For the pro-stimulus argument, Brad DeLong and Paul Krugman are the essential stops.
For what it’s worth, non-economist Jim Henley wrote the best summary of the economics of the past 20 or 30 years that I’ve read:
During the period of Republican dominance, government policy contributed to stagnant real wages for most Americans, but to keep consumption up, fostered ever-more-creative ways for them to take on debt. The recent real-estate bubble (still deflating) was the final(?), decadent stage of the con. Now the jig is up: what falling asset prices reveal is that the country was a lot less wealthy, in real terms, than we imagined. In the absence of broadly shared prosperity, society can’t maintain a robust growth in genuine wealth.
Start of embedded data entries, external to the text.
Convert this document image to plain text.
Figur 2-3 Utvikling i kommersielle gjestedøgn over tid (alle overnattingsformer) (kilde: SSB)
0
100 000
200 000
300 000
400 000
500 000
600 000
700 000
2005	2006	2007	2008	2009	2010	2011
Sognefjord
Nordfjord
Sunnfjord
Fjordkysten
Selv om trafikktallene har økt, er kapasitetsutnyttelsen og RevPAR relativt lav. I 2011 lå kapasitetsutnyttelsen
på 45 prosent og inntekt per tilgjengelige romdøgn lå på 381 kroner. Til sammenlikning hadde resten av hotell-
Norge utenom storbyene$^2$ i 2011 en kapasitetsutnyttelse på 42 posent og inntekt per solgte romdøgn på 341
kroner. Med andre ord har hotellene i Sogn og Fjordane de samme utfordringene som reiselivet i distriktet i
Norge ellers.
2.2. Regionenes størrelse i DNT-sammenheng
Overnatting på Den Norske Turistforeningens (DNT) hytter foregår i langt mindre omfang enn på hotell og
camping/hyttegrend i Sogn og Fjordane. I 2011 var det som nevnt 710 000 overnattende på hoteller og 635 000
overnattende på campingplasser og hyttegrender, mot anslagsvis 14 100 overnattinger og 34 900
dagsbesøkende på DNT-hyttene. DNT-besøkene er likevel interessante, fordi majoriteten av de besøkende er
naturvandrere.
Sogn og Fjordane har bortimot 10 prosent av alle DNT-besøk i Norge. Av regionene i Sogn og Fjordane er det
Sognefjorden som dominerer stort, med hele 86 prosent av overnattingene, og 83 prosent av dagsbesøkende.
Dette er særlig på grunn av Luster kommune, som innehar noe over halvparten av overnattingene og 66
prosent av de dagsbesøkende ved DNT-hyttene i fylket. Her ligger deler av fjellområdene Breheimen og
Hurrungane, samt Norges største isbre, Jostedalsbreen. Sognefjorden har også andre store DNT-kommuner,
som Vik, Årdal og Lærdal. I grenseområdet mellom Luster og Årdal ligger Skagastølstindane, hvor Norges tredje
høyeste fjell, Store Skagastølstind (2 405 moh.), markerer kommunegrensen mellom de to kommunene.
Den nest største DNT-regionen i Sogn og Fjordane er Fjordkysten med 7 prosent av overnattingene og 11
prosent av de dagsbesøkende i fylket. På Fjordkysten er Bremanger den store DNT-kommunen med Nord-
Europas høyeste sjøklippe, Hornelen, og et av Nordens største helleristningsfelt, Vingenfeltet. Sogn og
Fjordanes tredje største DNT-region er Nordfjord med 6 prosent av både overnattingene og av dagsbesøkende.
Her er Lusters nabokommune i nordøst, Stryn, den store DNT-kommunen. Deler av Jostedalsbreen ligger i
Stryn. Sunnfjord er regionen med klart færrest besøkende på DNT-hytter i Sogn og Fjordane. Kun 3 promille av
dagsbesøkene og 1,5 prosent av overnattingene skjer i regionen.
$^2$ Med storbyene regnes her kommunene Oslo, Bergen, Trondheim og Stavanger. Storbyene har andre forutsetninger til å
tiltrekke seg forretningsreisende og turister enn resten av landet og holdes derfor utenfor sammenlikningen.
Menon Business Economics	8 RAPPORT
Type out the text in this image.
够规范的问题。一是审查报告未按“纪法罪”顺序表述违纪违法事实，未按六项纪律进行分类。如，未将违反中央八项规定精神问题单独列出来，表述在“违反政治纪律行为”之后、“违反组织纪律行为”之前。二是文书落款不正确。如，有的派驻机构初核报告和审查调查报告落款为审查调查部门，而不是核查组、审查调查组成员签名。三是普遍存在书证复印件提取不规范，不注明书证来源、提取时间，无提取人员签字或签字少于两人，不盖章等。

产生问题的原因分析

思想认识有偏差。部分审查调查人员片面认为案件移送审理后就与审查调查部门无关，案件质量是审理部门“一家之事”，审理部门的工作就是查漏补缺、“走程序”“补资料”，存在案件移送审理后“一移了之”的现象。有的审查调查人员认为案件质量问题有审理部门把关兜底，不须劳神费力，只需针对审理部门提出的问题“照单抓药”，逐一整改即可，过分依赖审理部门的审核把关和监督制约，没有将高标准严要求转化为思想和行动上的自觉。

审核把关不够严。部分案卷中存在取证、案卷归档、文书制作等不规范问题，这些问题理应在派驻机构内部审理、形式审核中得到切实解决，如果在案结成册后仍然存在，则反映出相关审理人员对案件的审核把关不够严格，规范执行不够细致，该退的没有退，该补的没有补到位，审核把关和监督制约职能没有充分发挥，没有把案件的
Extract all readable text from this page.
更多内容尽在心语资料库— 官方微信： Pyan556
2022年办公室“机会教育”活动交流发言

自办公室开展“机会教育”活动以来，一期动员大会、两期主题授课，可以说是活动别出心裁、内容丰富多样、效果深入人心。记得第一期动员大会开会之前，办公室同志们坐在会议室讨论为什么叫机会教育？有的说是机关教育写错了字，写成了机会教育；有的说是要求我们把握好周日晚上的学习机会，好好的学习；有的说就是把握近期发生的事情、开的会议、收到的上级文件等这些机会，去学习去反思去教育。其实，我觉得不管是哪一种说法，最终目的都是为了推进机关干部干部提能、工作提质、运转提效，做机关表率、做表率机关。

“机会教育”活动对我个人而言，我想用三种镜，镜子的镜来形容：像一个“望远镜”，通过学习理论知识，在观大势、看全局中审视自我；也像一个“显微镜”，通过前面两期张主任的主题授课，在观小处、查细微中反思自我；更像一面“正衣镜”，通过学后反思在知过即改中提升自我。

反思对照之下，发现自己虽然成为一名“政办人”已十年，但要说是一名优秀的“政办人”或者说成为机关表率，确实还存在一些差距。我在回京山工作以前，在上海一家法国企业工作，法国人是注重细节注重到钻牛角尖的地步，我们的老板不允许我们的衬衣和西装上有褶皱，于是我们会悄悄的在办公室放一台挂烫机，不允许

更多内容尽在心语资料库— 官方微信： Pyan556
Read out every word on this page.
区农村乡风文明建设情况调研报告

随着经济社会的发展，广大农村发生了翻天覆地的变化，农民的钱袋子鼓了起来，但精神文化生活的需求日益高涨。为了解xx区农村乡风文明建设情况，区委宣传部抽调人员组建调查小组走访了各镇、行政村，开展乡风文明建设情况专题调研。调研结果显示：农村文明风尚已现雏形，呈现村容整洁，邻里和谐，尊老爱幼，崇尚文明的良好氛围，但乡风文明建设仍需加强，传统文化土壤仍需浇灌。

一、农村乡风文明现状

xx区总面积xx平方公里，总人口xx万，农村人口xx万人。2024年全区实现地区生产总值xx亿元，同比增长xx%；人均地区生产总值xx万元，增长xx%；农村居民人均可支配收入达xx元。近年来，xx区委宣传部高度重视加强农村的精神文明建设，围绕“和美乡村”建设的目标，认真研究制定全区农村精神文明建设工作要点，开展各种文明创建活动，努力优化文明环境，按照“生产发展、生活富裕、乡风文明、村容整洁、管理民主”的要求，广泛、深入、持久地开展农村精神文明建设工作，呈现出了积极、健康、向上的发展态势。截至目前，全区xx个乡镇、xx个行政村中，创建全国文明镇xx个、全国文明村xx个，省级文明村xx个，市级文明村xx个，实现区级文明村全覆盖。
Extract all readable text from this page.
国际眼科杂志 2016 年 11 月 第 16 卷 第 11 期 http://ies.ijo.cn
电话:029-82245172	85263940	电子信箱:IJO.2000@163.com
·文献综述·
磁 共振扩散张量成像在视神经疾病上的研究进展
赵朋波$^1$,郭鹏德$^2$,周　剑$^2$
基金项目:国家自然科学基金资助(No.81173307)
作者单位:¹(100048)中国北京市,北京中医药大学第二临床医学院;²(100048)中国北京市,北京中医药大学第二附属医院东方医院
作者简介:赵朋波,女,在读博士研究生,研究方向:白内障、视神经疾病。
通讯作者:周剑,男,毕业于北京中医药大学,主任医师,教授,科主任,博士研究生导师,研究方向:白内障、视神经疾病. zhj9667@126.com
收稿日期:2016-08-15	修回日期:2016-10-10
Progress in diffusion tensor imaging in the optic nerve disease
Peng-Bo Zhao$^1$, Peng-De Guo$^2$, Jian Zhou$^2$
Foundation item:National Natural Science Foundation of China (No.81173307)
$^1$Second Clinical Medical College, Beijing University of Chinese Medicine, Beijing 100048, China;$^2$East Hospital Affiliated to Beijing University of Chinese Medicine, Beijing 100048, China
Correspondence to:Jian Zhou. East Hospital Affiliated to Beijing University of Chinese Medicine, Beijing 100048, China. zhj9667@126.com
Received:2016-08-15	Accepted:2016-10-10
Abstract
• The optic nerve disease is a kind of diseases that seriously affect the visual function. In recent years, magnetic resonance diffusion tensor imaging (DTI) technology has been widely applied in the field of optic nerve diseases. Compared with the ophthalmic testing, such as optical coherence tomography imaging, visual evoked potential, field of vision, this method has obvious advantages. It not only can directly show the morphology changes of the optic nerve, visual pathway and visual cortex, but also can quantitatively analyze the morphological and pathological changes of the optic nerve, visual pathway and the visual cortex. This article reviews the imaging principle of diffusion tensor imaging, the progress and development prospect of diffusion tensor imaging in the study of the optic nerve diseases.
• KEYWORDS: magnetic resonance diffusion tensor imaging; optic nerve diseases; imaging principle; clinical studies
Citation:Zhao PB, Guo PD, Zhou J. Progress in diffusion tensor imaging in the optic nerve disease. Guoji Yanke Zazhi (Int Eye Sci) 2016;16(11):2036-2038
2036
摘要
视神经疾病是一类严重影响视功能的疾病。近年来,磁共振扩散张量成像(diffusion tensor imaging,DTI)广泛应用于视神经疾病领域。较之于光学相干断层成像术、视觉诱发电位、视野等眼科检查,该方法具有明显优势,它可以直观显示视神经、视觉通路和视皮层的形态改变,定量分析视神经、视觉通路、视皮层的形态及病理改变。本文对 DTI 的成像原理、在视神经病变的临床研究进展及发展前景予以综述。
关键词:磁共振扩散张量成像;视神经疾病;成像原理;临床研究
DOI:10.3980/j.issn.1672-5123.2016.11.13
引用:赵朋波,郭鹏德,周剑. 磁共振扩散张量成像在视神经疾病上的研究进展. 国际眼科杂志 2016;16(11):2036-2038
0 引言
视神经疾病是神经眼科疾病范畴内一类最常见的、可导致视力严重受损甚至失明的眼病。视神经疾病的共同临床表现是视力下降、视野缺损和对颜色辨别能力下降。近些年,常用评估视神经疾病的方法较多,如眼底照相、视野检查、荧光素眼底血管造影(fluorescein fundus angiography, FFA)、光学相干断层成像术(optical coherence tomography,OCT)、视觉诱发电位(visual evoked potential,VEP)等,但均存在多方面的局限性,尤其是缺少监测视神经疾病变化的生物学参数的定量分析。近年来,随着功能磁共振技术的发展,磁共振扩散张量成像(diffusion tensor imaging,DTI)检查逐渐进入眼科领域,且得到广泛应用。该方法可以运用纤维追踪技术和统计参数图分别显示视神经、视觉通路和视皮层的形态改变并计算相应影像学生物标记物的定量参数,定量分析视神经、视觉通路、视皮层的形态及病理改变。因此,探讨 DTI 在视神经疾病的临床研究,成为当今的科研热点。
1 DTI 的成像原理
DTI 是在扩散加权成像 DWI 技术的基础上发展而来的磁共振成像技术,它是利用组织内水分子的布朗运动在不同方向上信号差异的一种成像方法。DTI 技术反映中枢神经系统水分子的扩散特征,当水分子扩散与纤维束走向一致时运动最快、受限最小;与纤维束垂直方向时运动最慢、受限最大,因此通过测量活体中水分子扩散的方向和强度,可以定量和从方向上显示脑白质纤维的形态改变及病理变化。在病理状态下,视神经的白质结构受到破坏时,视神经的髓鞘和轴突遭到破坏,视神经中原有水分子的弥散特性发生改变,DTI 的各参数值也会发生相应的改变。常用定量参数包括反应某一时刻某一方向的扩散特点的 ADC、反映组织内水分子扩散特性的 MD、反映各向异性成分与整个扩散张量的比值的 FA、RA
You can leave out the stuff about Republicans if you like, increased ability to take on debt did replace wage growth as the means by which people improved their standard of living over the past 10 or 20 years. The difference between borrowing and having is that now the economy is going to suffer as people try to pay down the debt they’ve accumulated as rapidly as possible.
Intuitively, if the economy’s size was based in large part on borrowed money, government borrowing could make up some of the difference since businesses and consumers are borrowing less, but clearly that can only work for a short time as we try to find some more reliable means to rebuild the economy.
December 29, 2008 at 1:37 pm
I remember thinking in college that my generation (early Xers) would be the first generation not to improve their standard of living over their parents’. I look at my peers and my family, mostly the in-laws, and finally the illusion that allowed everyone to think otherwise has fallen apart.
December 29, 2008 at 2:01 pm
Given the performance of most retirement accounts, it looks like we may still be able to pull their standard of living down to ours, though.
December 29, 2008 at 3:46 pm
Actually, that’s only part of the picture. Whenever I hear people talk about the need to get banks to start lending again, I think: it’ll never go back to the way it was, since that was unsustainable.
So, the additional pain will be the adjustment to an economy without all that easy credit. So, even if we ease the current crisis, the new ‘good’ economy will not be nearly as large as it was before. In terms of jobs, etc., that’s gonna hurt.